So it seemed no quarrel and all the many small things seemed no quarrel. Yet one day the eldest son came to his mother, when she went around the house alone to pour some waste into the pig’s hole, and he said, “Mother, I have a thing to say to you, and it is not that I would urge my sister out of the house or grudge her anything. But a man must think of his own, and she is young, mother, and all her life is ahead of her, and shall I feed her all her life? I have not heard it so in any other house, that a man must feed his sister, unless it were some rich house where food is never missed. A man’s duty it is to feed his parents, his wife and his children. But there she is, young and like to live as long as I do, and it will be an ill thing for her, too, if she is not wed. Better for all women to be wed.”
Then the mother looked at her son, her face set in anger against him, and she said, accusing him, “That wife of yours has put this thought into you, my son. You lie there with her alone in that room and there you talk, the two of you, and she poisons you against your own blood with all she says to you in the night. And you—you are like all men—soft as mud in a ditch when you lie in bed with a woman.”
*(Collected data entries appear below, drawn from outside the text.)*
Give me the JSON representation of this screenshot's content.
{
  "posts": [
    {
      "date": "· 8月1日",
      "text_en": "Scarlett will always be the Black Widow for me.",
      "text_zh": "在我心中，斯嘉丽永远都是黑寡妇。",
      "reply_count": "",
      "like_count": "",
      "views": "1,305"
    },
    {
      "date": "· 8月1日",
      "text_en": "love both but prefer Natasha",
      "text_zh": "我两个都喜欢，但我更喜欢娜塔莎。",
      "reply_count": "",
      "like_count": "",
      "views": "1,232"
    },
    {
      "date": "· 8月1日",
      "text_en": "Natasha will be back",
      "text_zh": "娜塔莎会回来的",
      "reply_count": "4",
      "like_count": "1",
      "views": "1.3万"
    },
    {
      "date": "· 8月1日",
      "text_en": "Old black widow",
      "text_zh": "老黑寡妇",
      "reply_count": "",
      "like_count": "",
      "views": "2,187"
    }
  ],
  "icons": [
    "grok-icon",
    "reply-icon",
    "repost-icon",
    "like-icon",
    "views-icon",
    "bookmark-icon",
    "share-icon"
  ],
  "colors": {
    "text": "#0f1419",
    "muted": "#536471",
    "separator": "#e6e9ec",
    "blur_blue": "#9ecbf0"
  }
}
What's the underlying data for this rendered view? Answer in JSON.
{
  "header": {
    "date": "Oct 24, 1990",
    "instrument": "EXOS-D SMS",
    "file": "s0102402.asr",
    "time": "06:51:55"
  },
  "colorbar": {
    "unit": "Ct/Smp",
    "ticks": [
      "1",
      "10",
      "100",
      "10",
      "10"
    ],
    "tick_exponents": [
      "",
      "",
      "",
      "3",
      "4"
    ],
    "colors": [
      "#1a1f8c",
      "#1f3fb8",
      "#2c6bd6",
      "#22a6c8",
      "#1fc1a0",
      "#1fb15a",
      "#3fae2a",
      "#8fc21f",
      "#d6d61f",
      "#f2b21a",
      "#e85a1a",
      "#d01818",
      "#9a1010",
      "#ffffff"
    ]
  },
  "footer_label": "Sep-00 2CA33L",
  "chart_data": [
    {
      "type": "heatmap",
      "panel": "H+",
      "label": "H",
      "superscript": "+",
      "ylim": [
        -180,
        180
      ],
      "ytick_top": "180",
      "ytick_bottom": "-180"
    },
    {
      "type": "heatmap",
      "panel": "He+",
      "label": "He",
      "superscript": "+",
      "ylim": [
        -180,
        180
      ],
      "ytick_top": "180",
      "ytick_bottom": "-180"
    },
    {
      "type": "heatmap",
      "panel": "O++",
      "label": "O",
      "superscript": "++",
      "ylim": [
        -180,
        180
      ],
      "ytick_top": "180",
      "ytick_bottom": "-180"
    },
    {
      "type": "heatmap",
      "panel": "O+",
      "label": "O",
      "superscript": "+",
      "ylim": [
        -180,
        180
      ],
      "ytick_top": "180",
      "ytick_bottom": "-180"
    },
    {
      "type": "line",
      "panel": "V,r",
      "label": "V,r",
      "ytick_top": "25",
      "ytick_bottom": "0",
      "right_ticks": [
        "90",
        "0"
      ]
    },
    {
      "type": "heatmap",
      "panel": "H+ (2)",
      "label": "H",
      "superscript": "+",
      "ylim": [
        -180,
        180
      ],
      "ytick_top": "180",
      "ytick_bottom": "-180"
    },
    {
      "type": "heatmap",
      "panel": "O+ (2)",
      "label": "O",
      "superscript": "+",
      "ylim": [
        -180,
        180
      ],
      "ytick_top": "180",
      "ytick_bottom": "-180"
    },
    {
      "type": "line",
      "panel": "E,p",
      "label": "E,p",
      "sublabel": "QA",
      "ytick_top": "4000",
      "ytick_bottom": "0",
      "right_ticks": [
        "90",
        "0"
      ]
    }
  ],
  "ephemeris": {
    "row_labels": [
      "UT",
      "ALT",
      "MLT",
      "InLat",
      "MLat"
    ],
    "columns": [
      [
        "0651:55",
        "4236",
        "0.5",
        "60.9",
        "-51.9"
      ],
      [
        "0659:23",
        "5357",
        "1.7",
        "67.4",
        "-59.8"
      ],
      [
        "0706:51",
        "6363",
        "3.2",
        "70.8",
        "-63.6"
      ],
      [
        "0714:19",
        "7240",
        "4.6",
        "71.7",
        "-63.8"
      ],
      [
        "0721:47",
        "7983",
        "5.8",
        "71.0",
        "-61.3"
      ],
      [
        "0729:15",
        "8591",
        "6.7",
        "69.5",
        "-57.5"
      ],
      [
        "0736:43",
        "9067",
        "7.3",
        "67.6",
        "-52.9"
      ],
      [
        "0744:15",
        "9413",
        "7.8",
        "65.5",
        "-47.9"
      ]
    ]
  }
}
She turned away most bitterly, and she poured the stuff out for the pig and stood and watched it put its snout in and gobble, but she did not really see it, although commonly it was a thing to give her pleasure to see a beast feed heartily. No, she said on in sadness, “And what sort of man will have your sister? Who can we hope will have her save some man too poor for kindness, or a man whose wife is gone and he left and too poor to wed a sound woman again?”
Then the son said hastily, “I think of her, too. I do think of her and I think it is better for her to have a man of her own, even though she cannot have so good a one as though she were whole.”
“This is your wife who speaks, my son,” the mother said more sadly still.
But the man made answer in his stubborn way, “We are of one heart on this,” and when his mother said, “On everything, I fear,” he said no more but went to his fields, silent but unchanged.
Nevertheless the mother wilfully would not for long do anything to wed the maid. She told herself and told the maid and told her younger son and her cousin’s wife and any who would listen to her that she was not so old yet she could not have her own way and not so old she had no place in the house and not so old she could be bid like any child to do this or that or what she did not wish to do. She set herself against her son and son’s wife in this and herself she guarded the maid well and saw that nothing was done amiss to her nor that she was deprived of anything the others had.
But as the son’s wife grew more accustomed she grew more plain in speech and more complaining and courtesy dropped from her. She often said now where others heard her or when the women sat together about some door in the sun and sewed in company or had some gathering such as women love, then she said, “What I shall do when children come I do not know, seeing how I have to sew for all these in the house now. My mother grows old and I know it is my duty to do for her and be her eyes and hands and feet and all she needs. I have been taught so, and so I do and I hope I am always careful of my duty. But here this hungry second lad is and he does nothing, and here worse than he, for some day he must wed and his wife will work to feed and clothe him, here is this blind maid not wed and I do wonder if she is to be my care her whole life long, for her mother will not wed her.”
Such words as these she said and others like them and those who heard stared at the blind maid if she were by so that she even felt their gaze and hung her head ashamed to live as such a burden. And sometimes this one spoke or that one and said, “Well and there are many blind and some families teach their blind to tell fortunes or some such thing and earn a penny now and then. Yes, the blind often have an inward seeing eye and they can see things we cannot and their blindness is even a power to them so that other people fear them for it. This maid might be taught to soothsay or some such thing.”
And others said, “But there are poor houses, too, where they have a son and no money to wed him with and they will take a fool or a blind maid or one halt or dumb and count her better than none if they can get her for nothing for their son.”
Then the son’s wife said discontentedly, “I wish I knew some such one, and if you hear of any, neighbors, I would take it for a kindness if you would tell me so.” And being kind they promised the young wife, and they agreed that truly it was hard when money was so scarce and times so poor that she must feed this extra mouth that properly belonged elsewhere.